Webster's Daily appears to be on some kind of vacation. I've been busy with other projects -- particularly the DVD release of my documentary & eight screenings coming up in the next month -- and haven't had time to tap the untapped pages of the dictionary.

I do have a lovely new balcony for reading Webster's by the sea & I hope to be back to regular postings sometime soon.



9.10.2007

Bicker, v.i.

To move quickly; to quiver; to be tremulous, like fame or water; as the bickering flame; the bickering stream.

9.07.2007

Escapement, n.

That part of a clock or watch, which regulates its movements, and prevents their acceleration.

9.04.2007

Charade, n.

A composition in which the subject must be a word of two syllables, each forming a distinct word; and these syllables are to be concealed in an enigmatical description, first separately and then together.

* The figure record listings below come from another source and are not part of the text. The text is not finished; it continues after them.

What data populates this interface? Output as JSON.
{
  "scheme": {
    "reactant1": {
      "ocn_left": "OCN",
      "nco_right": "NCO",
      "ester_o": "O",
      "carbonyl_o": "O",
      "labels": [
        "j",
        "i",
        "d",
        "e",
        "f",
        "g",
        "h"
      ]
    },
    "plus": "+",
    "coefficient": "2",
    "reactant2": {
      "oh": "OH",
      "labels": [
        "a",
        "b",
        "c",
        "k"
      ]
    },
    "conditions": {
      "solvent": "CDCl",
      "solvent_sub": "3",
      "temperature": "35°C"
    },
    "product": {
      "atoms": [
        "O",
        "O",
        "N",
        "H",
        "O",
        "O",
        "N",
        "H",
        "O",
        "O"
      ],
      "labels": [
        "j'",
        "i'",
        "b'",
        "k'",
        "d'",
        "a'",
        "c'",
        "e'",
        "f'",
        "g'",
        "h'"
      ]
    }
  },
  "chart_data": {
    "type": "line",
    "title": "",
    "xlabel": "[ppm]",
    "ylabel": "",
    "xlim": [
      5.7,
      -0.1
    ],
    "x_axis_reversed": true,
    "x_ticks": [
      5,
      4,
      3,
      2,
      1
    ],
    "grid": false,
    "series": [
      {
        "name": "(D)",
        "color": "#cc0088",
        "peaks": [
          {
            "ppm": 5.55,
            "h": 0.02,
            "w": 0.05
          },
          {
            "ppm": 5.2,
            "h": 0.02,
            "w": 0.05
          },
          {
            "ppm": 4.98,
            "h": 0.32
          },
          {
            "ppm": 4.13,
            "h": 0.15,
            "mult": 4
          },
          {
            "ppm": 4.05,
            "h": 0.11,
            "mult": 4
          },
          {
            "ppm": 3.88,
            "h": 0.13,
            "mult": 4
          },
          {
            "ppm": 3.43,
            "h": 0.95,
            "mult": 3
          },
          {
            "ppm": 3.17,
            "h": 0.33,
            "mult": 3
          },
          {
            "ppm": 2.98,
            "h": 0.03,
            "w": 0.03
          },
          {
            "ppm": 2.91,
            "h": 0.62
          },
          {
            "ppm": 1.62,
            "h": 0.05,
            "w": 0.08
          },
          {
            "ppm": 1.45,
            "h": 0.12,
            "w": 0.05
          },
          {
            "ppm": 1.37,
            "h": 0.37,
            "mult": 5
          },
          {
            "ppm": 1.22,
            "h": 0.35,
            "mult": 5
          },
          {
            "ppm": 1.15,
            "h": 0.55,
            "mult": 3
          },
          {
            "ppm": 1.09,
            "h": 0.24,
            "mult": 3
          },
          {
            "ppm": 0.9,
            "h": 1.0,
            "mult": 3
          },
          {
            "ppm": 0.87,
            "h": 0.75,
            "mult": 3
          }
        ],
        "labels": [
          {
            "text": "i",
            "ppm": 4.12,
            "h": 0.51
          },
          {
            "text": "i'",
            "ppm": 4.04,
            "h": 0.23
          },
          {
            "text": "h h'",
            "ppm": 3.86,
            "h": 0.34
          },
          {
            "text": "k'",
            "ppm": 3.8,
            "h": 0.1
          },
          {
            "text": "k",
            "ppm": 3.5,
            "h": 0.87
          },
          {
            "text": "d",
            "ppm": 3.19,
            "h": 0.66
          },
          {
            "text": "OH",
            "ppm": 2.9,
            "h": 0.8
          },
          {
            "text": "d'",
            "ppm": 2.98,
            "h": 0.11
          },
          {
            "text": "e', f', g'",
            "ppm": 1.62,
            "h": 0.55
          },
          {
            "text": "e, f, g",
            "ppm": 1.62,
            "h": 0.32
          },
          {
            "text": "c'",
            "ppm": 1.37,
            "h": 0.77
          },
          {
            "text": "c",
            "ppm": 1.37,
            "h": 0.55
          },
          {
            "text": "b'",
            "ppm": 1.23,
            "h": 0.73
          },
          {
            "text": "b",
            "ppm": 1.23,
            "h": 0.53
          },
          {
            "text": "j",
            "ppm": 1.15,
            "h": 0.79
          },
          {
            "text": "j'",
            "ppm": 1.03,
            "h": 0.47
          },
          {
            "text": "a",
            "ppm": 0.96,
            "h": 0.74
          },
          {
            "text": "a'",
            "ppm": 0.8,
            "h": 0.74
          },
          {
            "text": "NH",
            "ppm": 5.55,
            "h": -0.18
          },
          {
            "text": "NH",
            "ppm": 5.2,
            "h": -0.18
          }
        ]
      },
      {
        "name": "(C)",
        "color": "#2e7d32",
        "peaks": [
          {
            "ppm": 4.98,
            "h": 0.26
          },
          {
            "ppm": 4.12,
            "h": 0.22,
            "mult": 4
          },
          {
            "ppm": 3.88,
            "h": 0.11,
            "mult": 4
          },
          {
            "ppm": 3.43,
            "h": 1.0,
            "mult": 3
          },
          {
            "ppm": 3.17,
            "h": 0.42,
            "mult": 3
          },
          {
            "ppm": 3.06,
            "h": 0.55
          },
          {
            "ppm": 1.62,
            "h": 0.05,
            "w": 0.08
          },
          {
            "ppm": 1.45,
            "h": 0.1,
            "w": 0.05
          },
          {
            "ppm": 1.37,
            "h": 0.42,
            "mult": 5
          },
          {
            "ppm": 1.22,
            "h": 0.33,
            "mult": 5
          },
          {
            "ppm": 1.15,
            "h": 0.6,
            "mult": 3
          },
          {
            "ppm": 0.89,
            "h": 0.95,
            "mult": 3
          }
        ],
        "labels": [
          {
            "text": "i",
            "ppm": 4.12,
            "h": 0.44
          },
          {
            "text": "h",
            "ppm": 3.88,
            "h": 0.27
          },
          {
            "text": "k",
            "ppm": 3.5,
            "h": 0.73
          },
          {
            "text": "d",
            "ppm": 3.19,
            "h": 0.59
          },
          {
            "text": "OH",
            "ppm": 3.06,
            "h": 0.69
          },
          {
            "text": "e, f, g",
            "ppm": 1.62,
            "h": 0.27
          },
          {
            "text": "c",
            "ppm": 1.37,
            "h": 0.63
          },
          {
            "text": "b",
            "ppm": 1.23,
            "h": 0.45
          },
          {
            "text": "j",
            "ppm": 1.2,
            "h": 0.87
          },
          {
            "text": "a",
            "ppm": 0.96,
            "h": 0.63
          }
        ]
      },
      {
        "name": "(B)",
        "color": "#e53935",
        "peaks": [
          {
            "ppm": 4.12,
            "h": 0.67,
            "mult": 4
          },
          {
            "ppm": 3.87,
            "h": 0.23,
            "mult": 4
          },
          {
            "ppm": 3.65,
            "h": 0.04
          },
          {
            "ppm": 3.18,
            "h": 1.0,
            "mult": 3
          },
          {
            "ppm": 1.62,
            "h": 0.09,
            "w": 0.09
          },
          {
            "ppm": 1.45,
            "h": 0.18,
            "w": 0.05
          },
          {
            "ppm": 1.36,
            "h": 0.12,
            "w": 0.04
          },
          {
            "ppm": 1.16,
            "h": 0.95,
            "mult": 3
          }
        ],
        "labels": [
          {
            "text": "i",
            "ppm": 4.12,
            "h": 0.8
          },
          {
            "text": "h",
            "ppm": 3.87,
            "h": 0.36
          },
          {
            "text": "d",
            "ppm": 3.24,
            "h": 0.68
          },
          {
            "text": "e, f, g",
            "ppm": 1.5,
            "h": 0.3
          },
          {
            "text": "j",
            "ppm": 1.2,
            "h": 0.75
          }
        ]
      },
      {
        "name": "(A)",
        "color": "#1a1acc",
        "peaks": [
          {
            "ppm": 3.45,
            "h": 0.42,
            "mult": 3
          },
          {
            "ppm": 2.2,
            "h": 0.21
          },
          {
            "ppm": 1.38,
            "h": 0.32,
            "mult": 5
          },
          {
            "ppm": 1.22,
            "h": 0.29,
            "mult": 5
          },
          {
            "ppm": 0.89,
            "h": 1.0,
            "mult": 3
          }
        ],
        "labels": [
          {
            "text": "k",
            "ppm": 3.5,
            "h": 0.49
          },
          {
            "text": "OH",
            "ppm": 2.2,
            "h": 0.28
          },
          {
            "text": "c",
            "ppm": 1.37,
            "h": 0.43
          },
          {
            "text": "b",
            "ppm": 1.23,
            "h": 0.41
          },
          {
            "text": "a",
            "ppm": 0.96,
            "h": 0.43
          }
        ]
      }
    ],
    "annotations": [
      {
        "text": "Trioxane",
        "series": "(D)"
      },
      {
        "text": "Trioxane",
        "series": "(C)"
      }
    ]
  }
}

Example. My first, when a Frenchman in learning English, serves him to swear by. My second is either hay or corn. My whole is the delight of the age. Gar-rick.

9.03.2007

Disaster, n.

A blast or stroke of an unfavorable planet.

9.02.2007

Dignity, n.

An advantage which a planet has on account of its being in some particular place of the zodiac, or in a particular station in respect to other planets.

9.01.2007

Billow, n.

A great wave or surge of the sea, occasioned usually by violent wind. It can hardly be applied to the waves of a river, unless in poetry, or when the river is very large.